This is the release where the subset of Machine Learning called Deep Learning begins and there is an introduction to the kind of artificial intelligence seen in movies.
How exactly are Artificial Intelligence, Deep Learning and Machine Learning related?
These neural networks come from the branch of computer science called Deep Learning. Deep learning is a subset of machine learning which provides the ability to machine to perform human-like tasks without human involvement.
Neural Network is a buzzword heard everywhere today and shown in movies with images.
In reality, these are algorithms with some maths behind them that do specific tasks on given datasets. These neural networks were inspired by the functioning of the human brain. Just like our brain perceives and processes data from all around us so do Neural Networks. These Neural Networks take large datasets and figure out patterns from them to produce the desired output.
Neural Networks are also called ANNs (Artificial Neural Networks).
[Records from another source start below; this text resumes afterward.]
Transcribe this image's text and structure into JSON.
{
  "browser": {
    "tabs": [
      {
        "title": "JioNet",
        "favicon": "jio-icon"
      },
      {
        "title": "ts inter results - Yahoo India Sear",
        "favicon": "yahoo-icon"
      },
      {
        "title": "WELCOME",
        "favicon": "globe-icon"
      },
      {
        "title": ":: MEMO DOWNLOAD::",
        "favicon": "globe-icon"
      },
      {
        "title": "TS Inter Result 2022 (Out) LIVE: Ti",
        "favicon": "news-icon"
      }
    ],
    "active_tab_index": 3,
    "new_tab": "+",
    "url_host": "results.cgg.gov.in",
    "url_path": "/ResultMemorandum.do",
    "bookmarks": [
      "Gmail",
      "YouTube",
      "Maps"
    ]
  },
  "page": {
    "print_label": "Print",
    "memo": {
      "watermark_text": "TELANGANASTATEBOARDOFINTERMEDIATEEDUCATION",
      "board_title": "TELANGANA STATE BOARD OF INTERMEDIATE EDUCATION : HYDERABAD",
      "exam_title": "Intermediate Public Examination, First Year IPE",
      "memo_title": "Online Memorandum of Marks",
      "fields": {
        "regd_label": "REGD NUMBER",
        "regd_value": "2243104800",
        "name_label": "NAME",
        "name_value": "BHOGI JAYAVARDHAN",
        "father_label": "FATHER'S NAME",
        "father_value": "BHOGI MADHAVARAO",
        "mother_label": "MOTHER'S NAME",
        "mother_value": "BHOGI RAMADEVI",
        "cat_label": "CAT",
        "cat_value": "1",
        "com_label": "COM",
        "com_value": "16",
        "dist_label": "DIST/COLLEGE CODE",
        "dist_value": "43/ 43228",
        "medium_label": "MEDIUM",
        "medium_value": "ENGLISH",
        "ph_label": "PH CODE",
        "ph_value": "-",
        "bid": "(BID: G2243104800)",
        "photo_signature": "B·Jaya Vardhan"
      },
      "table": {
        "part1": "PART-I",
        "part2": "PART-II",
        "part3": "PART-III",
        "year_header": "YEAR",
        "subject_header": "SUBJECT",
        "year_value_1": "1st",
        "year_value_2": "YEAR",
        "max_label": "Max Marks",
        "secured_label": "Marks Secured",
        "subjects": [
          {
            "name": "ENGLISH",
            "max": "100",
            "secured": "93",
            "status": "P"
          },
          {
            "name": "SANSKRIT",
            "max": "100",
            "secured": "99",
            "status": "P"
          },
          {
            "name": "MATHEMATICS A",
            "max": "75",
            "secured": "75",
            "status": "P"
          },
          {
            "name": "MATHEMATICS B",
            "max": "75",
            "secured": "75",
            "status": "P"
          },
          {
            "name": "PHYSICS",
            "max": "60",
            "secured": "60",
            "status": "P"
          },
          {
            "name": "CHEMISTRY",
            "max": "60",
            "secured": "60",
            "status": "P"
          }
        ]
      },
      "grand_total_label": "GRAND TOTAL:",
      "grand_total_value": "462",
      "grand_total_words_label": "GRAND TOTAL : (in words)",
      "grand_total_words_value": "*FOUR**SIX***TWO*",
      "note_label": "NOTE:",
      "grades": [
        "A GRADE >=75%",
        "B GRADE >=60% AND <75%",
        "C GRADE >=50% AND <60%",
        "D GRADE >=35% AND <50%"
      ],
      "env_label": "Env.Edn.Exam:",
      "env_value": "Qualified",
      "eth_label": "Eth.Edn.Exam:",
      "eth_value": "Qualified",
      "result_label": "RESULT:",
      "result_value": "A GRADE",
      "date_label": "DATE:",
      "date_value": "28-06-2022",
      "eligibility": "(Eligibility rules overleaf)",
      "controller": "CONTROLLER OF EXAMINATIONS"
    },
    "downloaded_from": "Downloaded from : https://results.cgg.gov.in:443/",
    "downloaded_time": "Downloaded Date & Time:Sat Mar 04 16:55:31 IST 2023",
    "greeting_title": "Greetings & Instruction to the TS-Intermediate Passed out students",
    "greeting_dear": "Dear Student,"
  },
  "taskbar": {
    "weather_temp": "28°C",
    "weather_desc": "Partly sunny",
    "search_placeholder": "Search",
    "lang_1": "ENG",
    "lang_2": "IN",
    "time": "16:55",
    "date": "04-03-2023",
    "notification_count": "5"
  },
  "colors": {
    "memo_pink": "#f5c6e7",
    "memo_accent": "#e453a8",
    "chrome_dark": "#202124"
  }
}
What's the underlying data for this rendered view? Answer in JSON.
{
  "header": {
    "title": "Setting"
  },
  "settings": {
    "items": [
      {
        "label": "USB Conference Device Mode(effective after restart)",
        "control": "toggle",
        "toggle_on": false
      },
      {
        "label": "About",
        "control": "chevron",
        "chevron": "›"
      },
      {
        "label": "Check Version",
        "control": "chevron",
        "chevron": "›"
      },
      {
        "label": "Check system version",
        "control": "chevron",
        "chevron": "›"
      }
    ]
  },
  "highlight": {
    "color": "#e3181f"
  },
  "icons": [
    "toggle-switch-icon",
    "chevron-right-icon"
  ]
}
They are computational models that work on everything from voice recognition, and image recognition to Robotics.
The term Neural comes from the human brain’s Neurons and the word Network is used because a bunch of artificial neuron layers are combined together as a network to get the output.
ANNs learn just like a child by taking and studying the examples given. Each ANN algorithm is specifically curated for different applications but the basic maths behind them remains the same.
Neural Networks are used because a neural network once trained can be an expert in the type of information it is given to analyse. These neural networks can create their own representation of information received during the learning time.
Each neural network is made of certain layers. The 3 main types of layers are
- Input Layer: Here raw information is taken in by the network.
- Hidden Layer: Each hidden layer performs certain activities that vary the weights and biases and create connections with the output layer.
- Output Layer: This is the output given by the neural network.
This is a broad idea of how a neural network looks.
In programming terms, ANNs are weighted directed graphs with each neuron as a node and edges are connections with specific weights. Usually, the inputs are in the form of a vector or matrix which is denoted by x(n) where n is the number of inputs.
Each input is multiplied by a weight. These weights are information used by neural networks to solve a problem. These weights are summed up inside the artificial neuron. Just in case the sum of all weights becomes zero a bias is given to scale up the system. This sum can be any value between 0 and infinity and to limit these activation functions are used.
These activation functions help mold the data into the desired output. There are various types of linear and non-linear activation functions.
Neural Networks can be used for different tasks.
- Classification Neural Networks: These are used to classify patterns or images into predefined classes. Example: Looking at handwritten digits and classifying them into a digit.
- Prediction Neural Networks: Neural networks are trained to give a prediction example: stock market predictors.
- Clustering Neural Networks: These neural networks identify unique parts of the dataset and cluster them into various classes without having predefined labels.
There are more types such as GANs which are very powerful neural networks capable of synthesising their own data.
To run such Neural Networks heavy computation power is also needed for this GPUs and TPUs are used. Generally for image classification algorithms and object detection algorithms, GPUs are used.
Training the Algorithms:
By default, the neural network goes from the input layer to the output layer in an almost linear manner and at every layer weights and/or biases are added. For properly learning to take place the neural networks are trained first with a set of rules.
This is achieved using one of 2 major methods:
- Gradient Descent Algorithm: This is the most basic training algorithm for supervised learning algorithms where the algorithm finds the difference between actual output and output given by the neural network and tried to minimize the errors.
- Back Propagation Algorithm: This is an extension of gradient descent where after the error is found it is sent back to the input layer via a hidden layer. This is used in multilayered networks.
Once the neural network is trained it becomes an expert in that particular category and can start giving outputs for the test datasets.